Saya menelan ludah pahit. Terbayang kesulitan saya kelak. Tak hanya soal waktu saja, pendanaan pun mesti dipikirkan baik-baik. Ongkos pergi-pulang ke Jakarta nyaris setiap hari ditambah biaya klinik juga tak sedikit. Sesak otak saya yang cuma sejumput ini memikirkannya. Saya perhatikan anak saya pun menghela nafas susah. Memang betul, hidup itu tidak mudah.

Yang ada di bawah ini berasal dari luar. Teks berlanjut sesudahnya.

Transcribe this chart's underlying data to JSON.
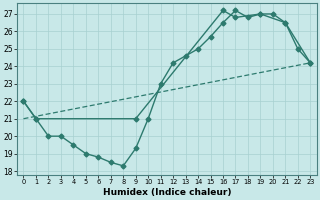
{
  "xlabel": "Humidex (Indice chaleur)",
  "bg_color": "#c8e8e8",
  "grid_color": "#a8d0d0",
  "line_color": "#2d7a6e",
  "xlim": [
    -0.5,
    23.5
  ],
  "ylim": [
    17.8,
    27.6
  ],
  "xticks": [
    0,
    1,
    2,
    3,
    4,
    5,
    6,
    7,
    8,
    9,
    10,
    11,
    12,
    13,
    14,
    15,
    16,
    17,
    18,
    19,
    20,
    21,
    22,
    23
  ],
  "yticks": [
    18,
    19,
    20,
    21,
    22,
    23,
    24,
    25,
    26,
    27
  ],
  "curve1_x": [
    0,
    1,
    2,
    3,
    4,
    5,
    6,
    7,
    8,
    9,
    10,
    11,
    12,
    13,
    14,
    15,
    16,
    17,
    18,
    19,
    20,
    21,
    22,
    23
  ],
  "curve1_y": [
    22.0,
    21.0,
    20.0,
    20.0,
    19.5,
    19.0,
    18.8,
    18.5,
    18.3,
    19.3,
    21.0,
    23.0,
    24.2,
    24.6,
    25.0,
    25.7,
    26.5,
    27.2,
    26.8,
    27.0,
    27.0,
    26.5,
    25.0,
    24.2
  ],
  "curve2_x": [
    0,
    1,
    9,
    16,
    17,
    19,
    21,
    23
  ],
  "curve2_y": [
    22.0,
    21.0,
    21.0,
    27.2,
    26.8,
    27.0,
    26.5,
    24.2
  ],
  "curve3_x": [
    0,
    23
  ],
  "curve3_y": [
    21.0,
    24.2
  ]
}
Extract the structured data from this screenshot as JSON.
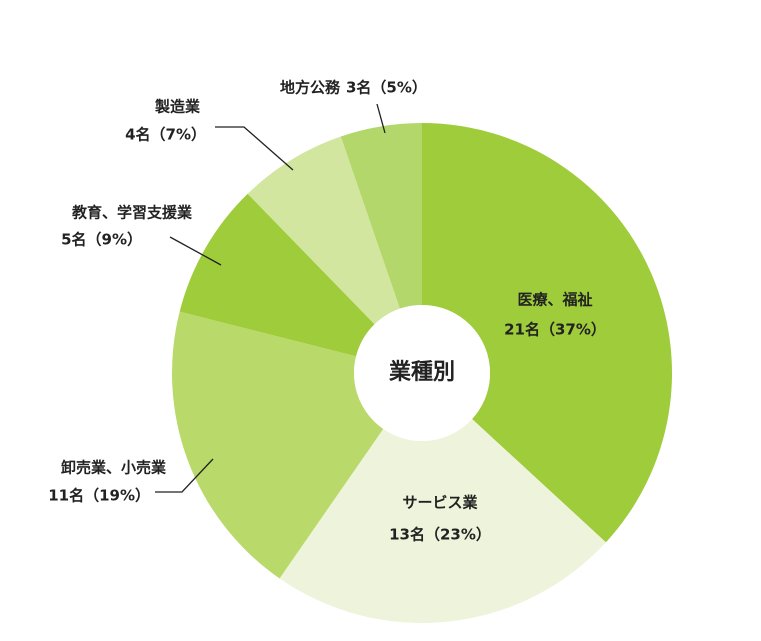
{
  "chart_data": {
    "type": "donut",
    "title": "業種別",
    "categories": [
      "医療、福祉",
      "サービス業",
      "卸売業、小売業",
      "教育、学習支援業",
      "製造業",
      "地方公務"
    ],
    "values": [
      21,
      13,
      11,
      5,
      4,
      3
    ],
    "value_labels": [
      "21名（37%）",
      "13名（23%）",
      "11名（19%）",
      "5名（9%）",
      "4名（7%）",
      "3名（5%）"
    ],
    "colors": [
      "#9fcc3a",
      "#eef4dc",
      "#b9da6a",
      "#9fcc3a",
      "#d2e6a0",
      "#b3d76a"
    ],
    "title_color": "#8cc43c"
  }
}
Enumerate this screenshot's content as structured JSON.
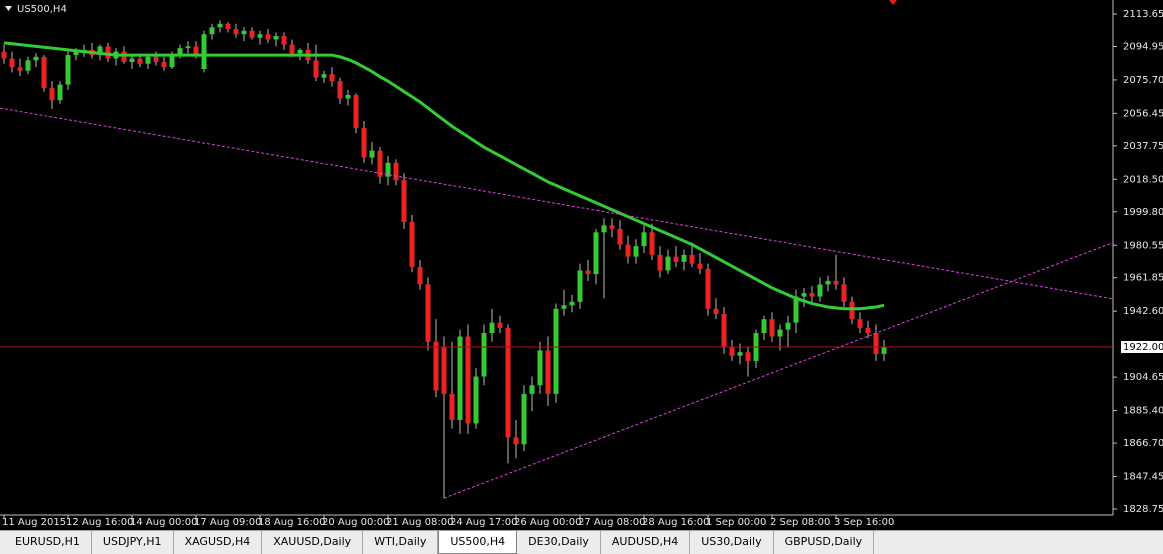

Tak dinyana, begitu kami tiba di hadapan Doktor ahli kemoterapi yang menjadi peneliti utama itu kami mendapat kabar baik. Tak hanya obat yang ditelitikan yang akan didanai pembeliannya, melainkan termasuk kedua obat pendamping lainnya yang merupakan padanannya. Mereka berkomitmen untuk menolong saya sehabis-habisnya dengan mengatur dana penelitian sedemikian rupa sehingga seluruh kebutuhan obat-obatan saya tercukupi. Alhamdulillah. Lega rasanya hati saya bagaikan tersiram air panas yang melelehkan kebekuan pikiran. Tak henti-hentinya saya mengucap terima kasih seraya mendoakan semoga misi penelitian tercapai lalu saya sembuh kembali.
***
Bu Lita segera dipanggil dokter untuk menyelesaikan administrasi keikutsertaan saya di penelitian. Tentu saja pertama-tama dokter menanyai saya apakah berkas lembaran "Form of Consent Informed" yang diberikannya sudah saya baca. Tentu saja saya jawab saya pahami, karenanya saya bahkan membuka diri dengan menceritakan riwayat penggunaan obat herbal sebelum berobat ke dokter. Beliau nampak puas atas penjelasan ini. Kemudian beliau memeriksa ulang berkas-berkas pemeriksaan yang harus saya serahkan yang dijawab oleh bu Lita terpenuhi semuanya. Menurutnya, sayalah satu-satunya pasien yang memenuhi syarat serta berada dalam kondisi amat baik setengah tahun terakhir ini. Termasuk dua bulan terakhir. Alangkah bangga dan besarnya hati saya mendengar penjelasan itu, melebihi besarnya hati ketika di sekolah dulu saya menerima raport-raport saya.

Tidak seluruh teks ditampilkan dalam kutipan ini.